Salli Richardson Whitfield Enters The Gilded Age

The director and executive producer of the HBO series has found modern relevance in a period drama.

When Salli Richardson Whitfield started working on the new HBO series The Gilded Age, it wasn't the opulence portrayed in the story, nor the enormous wealth of many of its protagonists that struck her. What really stood out was the immense gap between the rich and the poor.

"It very much feels like we're living through the same thing now," says Richardson Whitfield, a director and executive producer on the series. "Whether it's a mansion in Newport, Rhode Island [where production shot exteriors], back then or a 20,000-square-foot house in Palm Springs today, it feels like the period resonates now."

Set in the 1880s, The Gilded Age follows the story of Marian Brook (Louisa Jacobson), who — after her father's death — moves from rural Pennsylvania to New York City to live with her old money aunts (Christine Baranski and Cynthia Nixon).

The series was created by Julian Fellowes, whose past period drama Downton Abbey also told a story bridling with upstairs-downstairs wealth disparity. Here it's more complicated, as Fellowes tackles a real onion of a tale, peeling back layer upon layer of social strata dictated by various confines: old money versus nouveau riche, old world aristocracy versus new world pedigree, constrictive social mores, unbending gender disparity and, yes, rampant racism.

Given that the story begins twenty years after Abraham Lincoln issued the Emancipation Proclamation, Richardson Whitfield says that Fellowes keenly understood that The Gilded Age "couldn't just be about beauty and opulence... that we had to deal with some of America's issues."

Richardson Whitfield began her career as an actress — past roles include costarring in Keenen Ivory Wayans' film A Low Down Dirty Shame and a series regular role in the Syfy show Eureka — but eventually moved toward directing with the encouragement of Ava DuVernay (creator of Queen Sugar). "There was a time in my life when I would have said no to the thought of directing, but Ava told me, 'I think you're a director and you just don't know it.'"

Richardson Whitfield has since discovered an appreciation for having control of the story, and was responsible for directing four of the season's nine episodes. And given her history as a performer, she has a clear understanding of how to communicate with actors. "I think I understand their language and their rhythm."

She's also enjoying the immersion into the world of Gilded opulence. "The costumes are so gorgeous, the hats — all from Paris — they are a character in their own right!"
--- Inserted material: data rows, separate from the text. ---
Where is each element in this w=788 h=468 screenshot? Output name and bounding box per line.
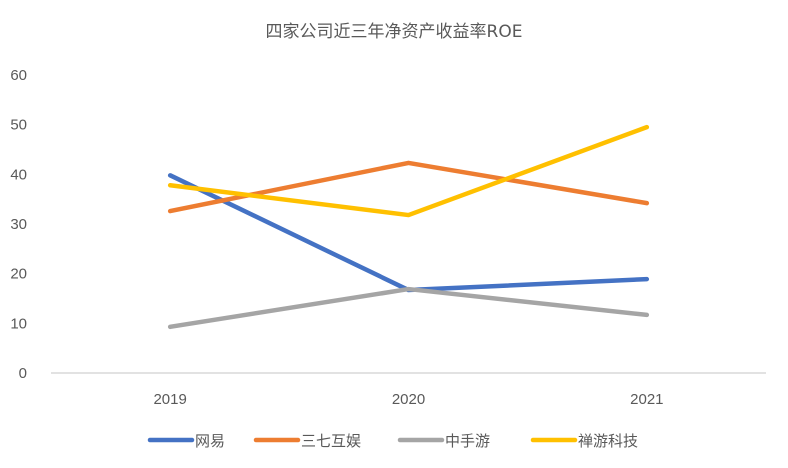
legend-label: 三七互娱 <box>301 432 361 450</box>
x-tick-label: 2021 <box>630 391 663 408</box>
y-tick-label: 10 <box>10 315 27 332</box>
legend-label: 中手游 <box>445 432 490 450</box>
y-tick-label: 30 <box>10 216 27 233</box>
series-line-2 <box>167 286 650 330</box>
y-tick-label: 40 <box>10 166 27 183</box>
legend-item[interactable]: 网易 <box>147 432 225 450</box>
y-tick-label: 0 <box>19 365 27 382</box>
legend: 网易 三七互娱 中手游 禅游科技 <box>147 432 638 450</box>
y-tick-label: 20 <box>10 266 27 283</box>
legend-label: 禅游科技 <box>578 432 638 450</box>
y-tick-label: 60 <box>10 67 27 84</box>
x-axis: 2019 2020 2021 <box>153 391 663 408</box>
y-axis: 0 10 20 30 40 50 60 <box>10 67 27 382</box>
legend-item[interactable]: 三七互娱 <box>253 432 361 450</box>
y-tick-label: 50 <box>10 117 27 134</box>
x-tick-label: 2020 <box>392 391 425 408</box>
legend-item[interactable]: 禅游科技 <box>530 432 638 450</box>
series-line-1 <box>167 160 650 214</box>
x-tick-label: 2019 <box>153 391 186 408</box>
series-line-3 <box>167 124 650 218</box>
chart-title: 四家公司近三年净资产收益率ROE <box>266 22 523 42</box>
legend-label: 网易 <box>195 432 225 450</box>
series-lines <box>167 124 650 330</box>
legend-item[interactable]: 中手游 <box>397 432 490 450</box>
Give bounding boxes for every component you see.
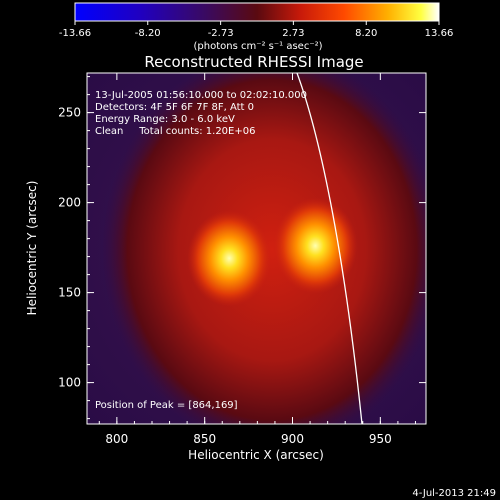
- colorbar-tick-label: -8.20: [135, 28, 161, 39]
- x-tick-label: 900: [281, 432, 304, 446]
- x-axis: 800 850 900 950: [98, 73, 416, 446]
- colorbar-tick-label: -2.73: [208, 28, 234, 39]
- colorbar: [74, 2, 440, 22]
- info-clean-counts: Clean Total counts: 1.20E+06: [95, 126, 255, 137]
- timestamp: 4-Jul-2013 21:49: [412, 488, 496, 499]
- emission-source: [273, 197, 358, 294]
- plot-title: Reconstructed RHESSI Image: [144, 53, 363, 71]
- sources-layer: [187, 197, 358, 307]
- colorbar-tick-label: -13.66: [59, 28, 91, 39]
- x-tick-label: 850: [193, 432, 216, 446]
- colorbar-tick-label: 2.73: [282, 28, 304, 39]
- y-tick-label: 100: [58, 376, 81, 390]
- solar-limb-line: [296, 73, 363, 424]
- info-detectors: Detectors: 4F 5F 6F 7F 8F, Att 0: [95, 102, 254, 113]
- x-tick-label: 800: [105, 432, 128, 446]
- y-tick-label: 150: [58, 286, 81, 300]
- colorbar-unit-label: (photons cm⁻² s⁻¹ asec⁻²): [193, 41, 322, 52]
- emission-source: [187, 210, 272, 307]
- colorbar-ticks: -13.66 -8.20 -2.73 2.73 8.20 13.66: [59, 21, 453, 39]
- y-axis: 100 150 200 250: [58, 76, 426, 420]
- y-axis-label: Heliocentric Y (arcsec): [25, 181, 39, 316]
- peak-position-label: Position of Peak = [864,169]: [95, 400, 238, 411]
- plot-frame: [86, 72, 427, 425]
- x-axis-label: Heliocentric X (arcsec): [188, 448, 324, 462]
- info-energy-range: Energy Range: 3.0 - 6.0 keV: [95, 114, 235, 125]
- image-area: [87, 73, 426, 424]
- x-tick-label: 950: [369, 432, 392, 446]
- y-tick-label: 250: [58, 106, 81, 120]
- y-tick-label: 200: [58, 196, 81, 210]
- colorbar-tick-label: 13.66: [425, 28, 454, 39]
- info-time-range: 13-Jul-2005 01:56:10.000 to 02:02:10.000: [95, 90, 307, 101]
- colorbar-tick-label: 8.20: [355, 28, 377, 39]
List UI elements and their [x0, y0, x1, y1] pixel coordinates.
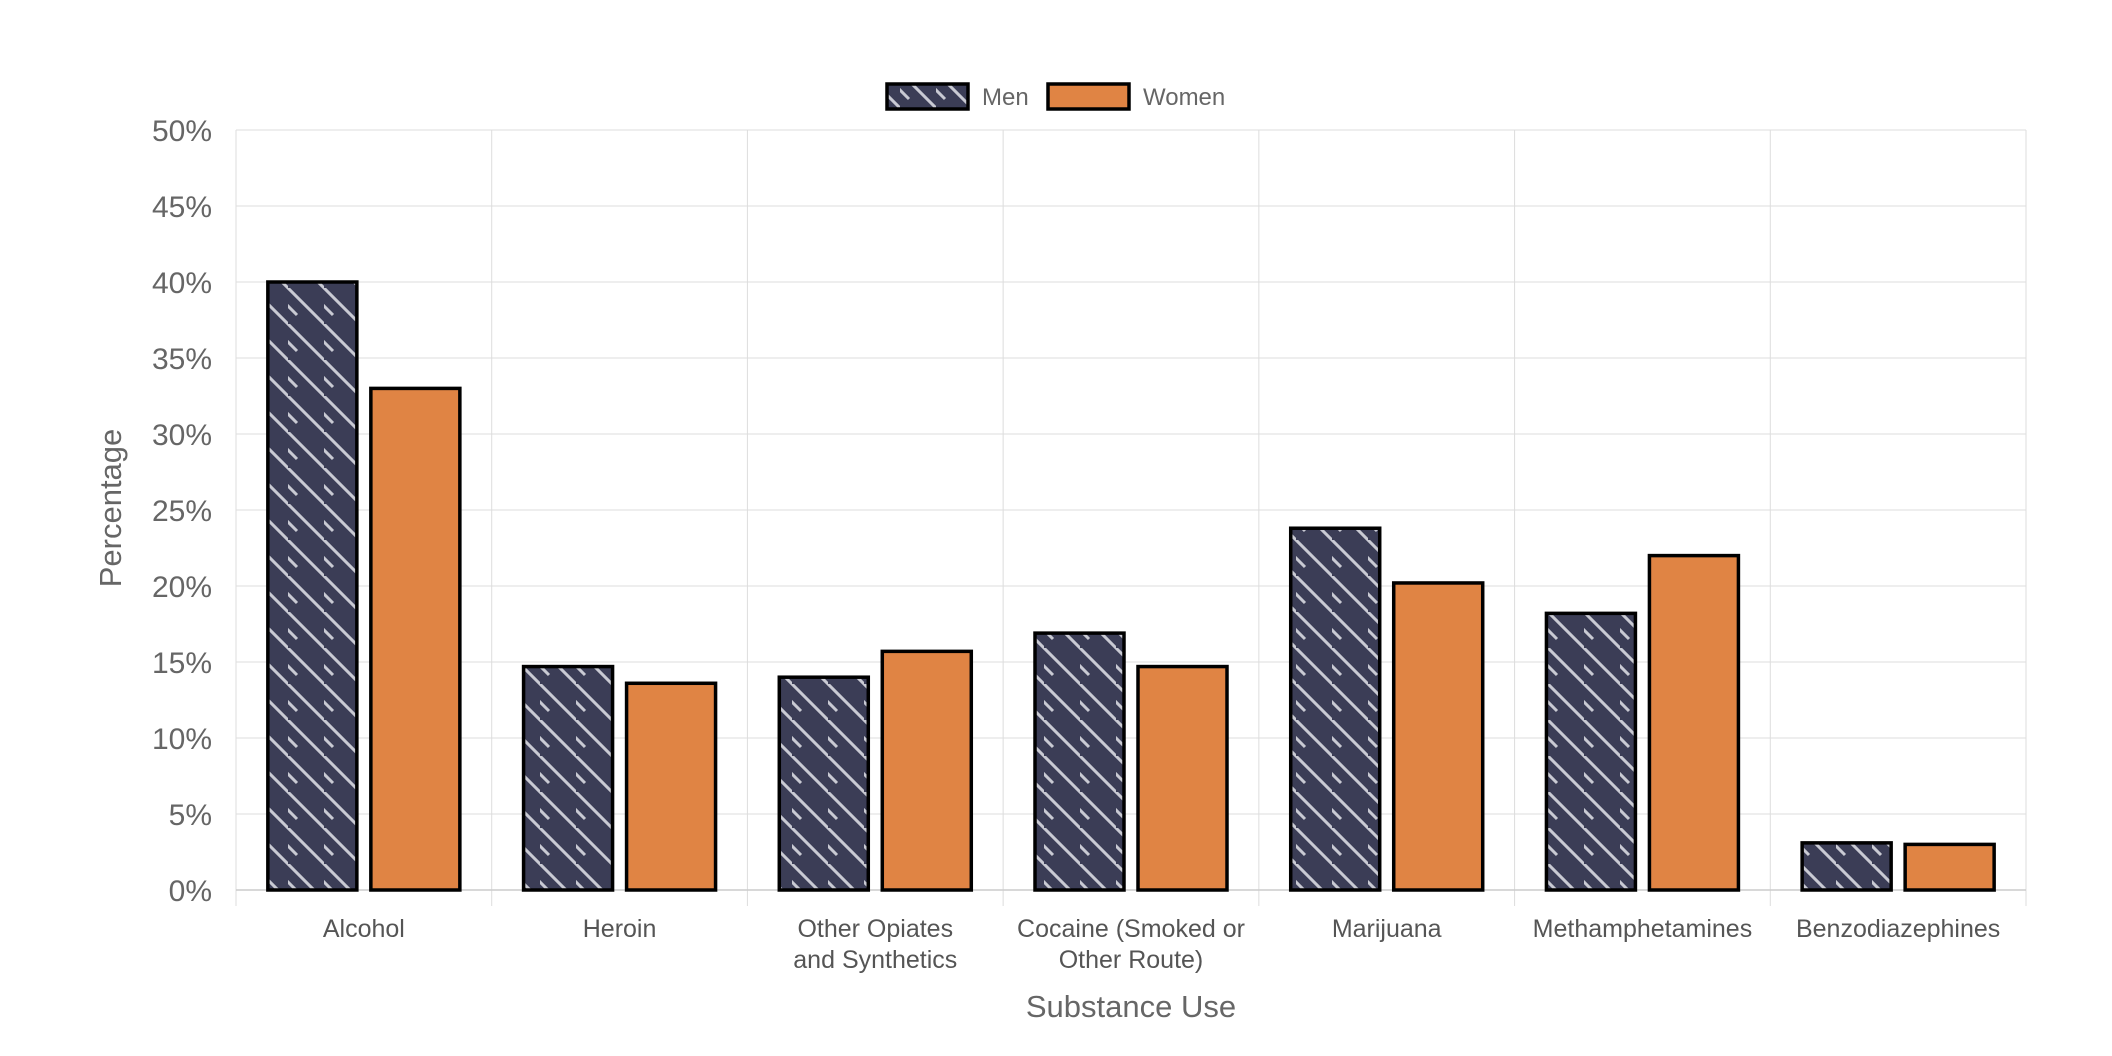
x-axis-title: Substance Use	[1026, 989, 1236, 1024]
bar-women-0[interactable]	[369, 386, 462, 892]
bar-men-6[interactable]	[1800, 841, 1893, 892]
legend: Men Women	[885, 82, 1225, 111]
y-tick-label: 10%	[152, 723, 212, 756]
y-tick-label: 0%	[169, 875, 212, 908]
legend-label-men[interactable]: Men	[982, 84, 1029, 111]
x-tick-label: Benzodiazephines	[1796, 915, 2000, 943]
y-tick-label: 45%	[152, 191, 212, 224]
y-tick-label: 5%	[169, 799, 212, 832]
x-tick-label: Cocaine (Smoked or Other Route)	[1017, 915, 1245, 974]
y-tick-label: 35%	[152, 343, 212, 376]
bar-men-2[interactable]	[777, 675, 871, 892]
x-tick-label: Marijuana	[1332, 915, 1442, 943]
bar-women-1[interactable]	[624, 681, 718, 892]
x-tick-label: Other Opiates and Synthetics	[793, 915, 957, 974]
y-tick-label: 40%	[152, 267, 212, 300]
y-tick-label: 20%	[152, 571, 212, 604]
x-tick-label: Heroin	[583, 915, 657, 943]
bar-women-6[interactable]	[1903, 842, 1996, 892]
bar-men-5[interactable]	[1544, 611, 1638, 892]
y-tick-label: 25%	[152, 495, 212, 528]
y-tick-label: 30%	[152, 419, 212, 452]
bar-women-5[interactable]	[1647, 553, 1741, 892]
bar-women-3[interactable]	[1136, 664, 1229, 892]
legend-label-women[interactable]: Women	[1143, 84, 1225, 111]
y-tick-label: 50%	[152, 115, 212, 148]
bar-men-3[interactable]	[1033, 631, 1126, 892]
bar-women-4[interactable]	[1391, 581, 1485, 892]
y-tick-label: 15%	[152, 647, 212, 680]
x-axis-labels: Alcohol Heroin Other Opiates and Synthetics…	[323, 915, 2000, 974]
bars	[266, 280, 1996, 892]
bar-men-4[interactable]	[1288, 526, 1382, 892]
legend-swatch-men[interactable]	[885, 82, 970, 111]
bar-men-1[interactable]	[521, 664, 615, 892]
legend-swatch-women[interactable]	[1046, 82, 1131, 111]
y-axis-title: Percentage	[93, 429, 128, 588]
x-tick-label: Alcohol	[323, 915, 405, 943]
gridlines	[235, 129, 2027, 906]
y-axis-ticks: 0% 5% 10% 15% 20% 25% 30% 35% 40% 45% 50%	[152, 115, 212, 908]
bar-women-2[interactable]	[880, 649, 974, 892]
bar-men-0[interactable]	[266, 280, 359, 892]
x-tick-label: Methamphetamines	[1533, 915, 1753, 943]
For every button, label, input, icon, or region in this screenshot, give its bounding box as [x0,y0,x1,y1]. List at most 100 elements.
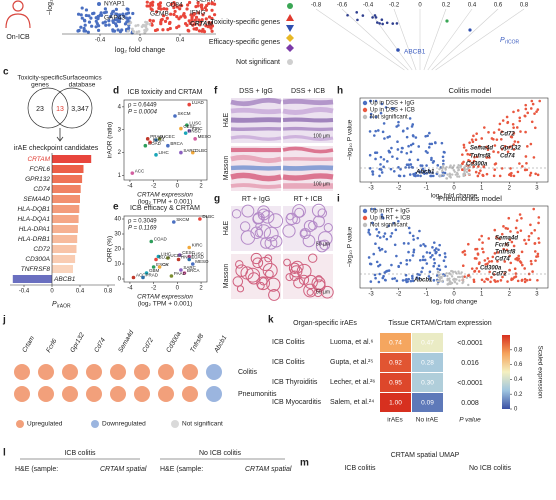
volcano-dot [530,99,534,103]
volcano-dot [377,280,381,284]
status-dot [182,386,198,402]
point [185,123,189,127]
volcano-dot [393,243,397,247]
volcano-dot [202,30,207,34]
alveolus [283,258,291,267]
volcano-dot [498,122,502,126]
gene-label: Cd72 [500,132,515,138]
volcano-dot [388,150,391,154]
volcano-dot [107,23,111,27]
volcano-dot [480,278,484,282]
volcano-dot [199,5,204,9]
volcano-dot [209,21,214,25]
volcano-dot [529,107,533,110]
point-label: SKCM [177,111,190,116]
point-label: CESC [183,124,196,129]
alveolus [264,254,273,263]
volcano-dot [397,120,400,124]
volcano-dot [455,282,459,285]
alveolus [235,260,244,269]
legend-marker [362,222,368,228]
volcano-dot [458,279,461,282]
volcano-dot [442,274,445,278]
volcano-dot [514,257,517,261]
volcano-dot [433,249,436,252]
volcano-dot [442,173,445,176]
radial-line [435,8,525,71]
volcano-dot [96,28,101,32]
volcano-dot [417,145,421,148]
gene-label: ABCB1 [53,276,76,283]
volcano-dot [518,162,521,165]
volcano-dot [499,137,503,141]
volcano-dot [421,171,425,174]
volcano-dot [513,140,517,143]
volcano-dot [438,253,442,257]
x-tick-label: -0.4 [19,289,30,295]
x-tick-label: -2 [151,184,157,190]
point [190,262,195,266]
volcano-dot [452,169,456,172]
legend-marker [287,3,293,9]
volcano-dot [461,264,465,268]
volcano-dot [375,260,379,264]
volcano-dot [383,137,386,140]
volcano-dot [369,262,373,266]
volcano-dot [384,106,388,109]
point-label: GBM [149,268,160,273]
volcano-dot [496,150,500,154]
volcano-dot [87,14,91,18]
volcano-dot [182,12,186,16]
volcano-dot [471,161,475,165]
volcano-dot [444,255,447,259]
volcano-dot [407,166,411,169]
volcano-dot [200,29,204,33]
volcano-dot [534,126,537,130]
volcano-dot [518,260,522,263]
x-tick-label: -0.2 [389,3,400,9]
volcano-dot [536,173,540,177]
alveolus [315,275,323,283]
volcano-dot [380,213,384,216]
p-value: <0.0001 [457,340,483,347]
heat-cell [380,333,411,352]
gene-label: SEMA4D [23,196,50,203]
volcano-dot [449,273,452,276]
volcano-dot [423,169,427,173]
point [157,265,162,269]
volcano-dot [163,19,168,23]
volcano-dot [515,126,519,129]
volcano-dot [421,266,424,270]
alveolus [264,236,278,250]
status-dot [62,364,78,380]
status-dot [182,364,198,380]
volcano-dot [397,264,400,268]
legend-label: Downregulated [102,421,146,428]
x-tick-label: -0.4 [363,3,374,9]
volcano-dot [126,29,130,33]
y-tick-label: 0 [118,277,122,283]
volcano-dot [429,255,432,259]
volcano-dot [165,7,169,11]
volcano-dot [421,167,425,171]
histology-image [283,253,334,299]
point-label: PAAD [174,271,187,276]
volcano-dot [446,274,449,278]
volcano-dot [210,8,214,12]
volcano-dot [212,13,217,17]
y-tick-label: 40 [114,217,121,223]
point [198,217,202,221]
volcano-dot [534,172,537,176]
volcano-dot [509,145,512,148]
volcano-dot [536,278,539,282]
decor-dot [378,22,381,25]
volcano-dot [409,150,413,154]
gene-label: FCRL6 [29,166,50,173]
volcano-dot [442,159,445,163]
volcano-dot [533,228,537,232]
image-bg [231,206,281,251]
volcano-dot [445,272,448,275]
volcano-dot [145,22,149,26]
volcano-dot [175,5,179,9]
volcano-dot [89,16,93,20]
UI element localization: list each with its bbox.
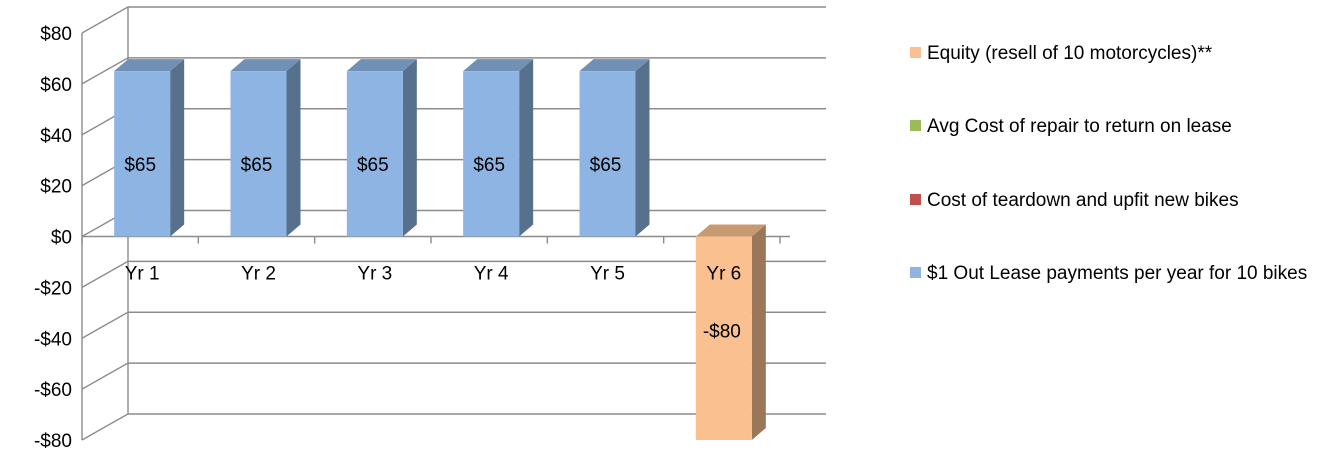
legend-swatch-teardown: [910, 194, 921, 205]
bar: [463, 59, 534, 237]
axes: [81, 7, 790, 440]
bar-side: [519, 59, 534, 237]
legend-label-equity: Equity (resell of 10 motorcycles)**: [927, 43, 1213, 64]
legend-label-repair: Avg Cost of repair to return on lease: [927, 116, 1232, 137]
bar-front: [695, 236, 752, 440]
bar-top: [579, 59, 650, 72]
y-tick-label: $20: [40, 177, 72, 198]
gridline: [81, 108, 826, 136]
gridline: [81, 57, 826, 85]
bar-side: [170, 59, 185, 237]
y-tick-label: -$80: [34, 431, 72, 452]
bar-front: [579, 71, 636, 237]
legend-swatch-lease: [910, 267, 921, 278]
y-tick-label: -$20: [34, 278, 72, 299]
y-tick-label: -$40: [34, 329, 72, 350]
gridline: [81, 6, 826, 34]
y-tick-label: $0: [51, 228, 72, 249]
y-tick-label: -$60: [34, 380, 72, 401]
bar-top: [230, 59, 301, 72]
bar-top: [114, 59, 185, 72]
bar: [114, 59, 185, 237]
y-tick-labels: $80 $60 $40 $20 $0 -$20 -$40 -$60 -$80: [34, 24, 72, 452]
x-category-label: Yr 3: [357, 264, 392, 285]
bars: [114, 59, 766, 440]
x-category-label: Yr 1: [125, 264, 160, 285]
data-label: $65: [473, 155, 505, 176]
y-tick-label: $60: [40, 75, 72, 96]
bar-front: [346, 71, 403, 237]
legend-swatch-repair: [910, 120, 921, 131]
bar-top: [346, 59, 417, 72]
legend-label-lease: $1 Out Lease payments per year for 10 bi…: [927, 263, 1308, 284]
bar: [579, 59, 650, 237]
x-category-label: Yr 2: [241, 264, 276, 285]
x-category-label: Yr 6: [706, 264, 741, 285]
legend-swatch-equity: [910, 47, 921, 58]
x-category-label: Yr 4: [474, 264, 509, 285]
bar: [230, 59, 301, 237]
bar-front: [114, 71, 171, 237]
bar: [346, 59, 417, 237]
data-label: -$80: [703, 321, 741, 342]
data-label: $65: [241, 155, 273, 176]
data-label: $65: [124, 155, 156, 176]
bar-side: [635, 59, 650, 237]
y-tick-label: $40: [40, 126, 72, 147]
legend-label-teardown: Cost of teardown and upfit new bikes: [927, 190, 1239, 211]
bar-side: [402, 59, 417, 237]
legend-item-lease: $1 Out Lease payments per year for 10 bi…: [910, 261, 1320, 287]
legend-item-repair: Avg Cost of repair to return on lease: [910, 114, 1232, 140]
data-labels: $65 $65 $65 $65 $65 -$80: [124, 155, 741, 342]
bar-top: [463, 59, 534, 72]
data-label: $65: [357, 155, 389, 176]
legend-item-equity: Equity (resell of 10 motorcycles)**: [910, 41, 1212, 67]
y-tick-label: $80: [40, 24, 72, 45]
data-label: $65: [590, 155, 622, 176]
bar-front: [463, 71, 520, 237]
bar-side: [286, 59, 301, 237]
gridline: [81, 158, 826, 187]
x-category-label: Yr 5: [590, 264, 625, 285]
x-category-labels: Yr 1 Yr 2 Yr 3 Yr 4 Yr 5 Yr 6: [125, 264, 742, 285]
bar-top: [695, 224, 766, 237]
bar-front: [230, 71, 287, 237]
legend-item-teardown: Cost of teardown and upfit new bikes: [910, 188, 1239, 214]
bar: [695, 224, 766, 440]
bar-side: [751, 224, 766, 440]
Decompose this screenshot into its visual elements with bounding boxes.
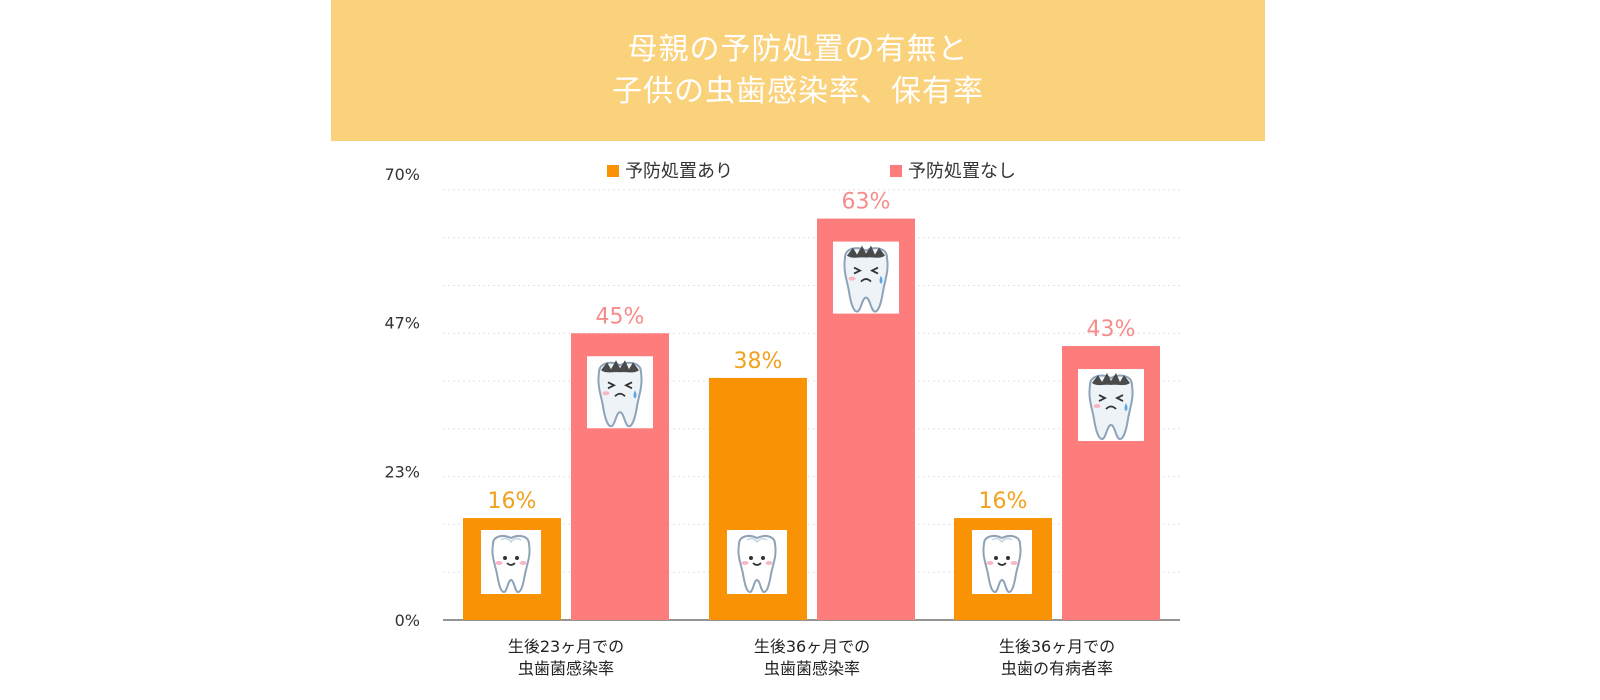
- legend-swatch: [607, 165, 619, 177]
- data-label: 45%: [596, 304, 645, 329]
- data-label: 38%: [734, 349, 783, 374]
- data-label: 43%: [1087, 317, 1136, 342]
- y-tick-label: 23%: [384, 462, 420, 481]
- labels-layer: 16%45%生後23ヶ月での虫歯菌感染率38%63%生後36ヶ月での虫歯菌感染率…: [488, 190, 1136, 678]
- happy-tooth-icon: [726, 529, 788, 595]
- legend-swatch: [890, 165, 902, 177]
- y-tick-label: 0%: [395, 611, 420, 630]
- happy-tooth-icon: [480, 529, 542, 595]
- category-label: 生後36ヶ月での: [754, 637, 870, 656]
- crying-decayed-tooth-icon: [832, 240, 900, 315]
- category-label: 生後36ヶ月での: [999, 637, 1115, 656]
- category-label: 虫歯菌感染率: [518, 659, 614, 678]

But when it comes to lavishness, perhaps nothing is more visually stunning than the chandelier being hung in a newly constructed New York mansion owned by a ruthless railroad tycoon. Weighing 395 pounds and bedecked with 8,661 individual hand-pinned lead crystals from Austria, Turkey and Egypt, the lighting fixture — commissioned for this series — oozes over-the-top wealth and an obsessive ambition to impress.

"Because of the money it took just to mount a show like this, I can't imagine this being anywhere other than HBO," says Richardson Whitfield. "What I'm hoping is that with this story we've found a sweet spot between reality and fun."

One that will obviously be well lit, to boot.


The Gilded Age debuted January 24. New episodes air weekly on HBO and will be available to stream on HBO Max.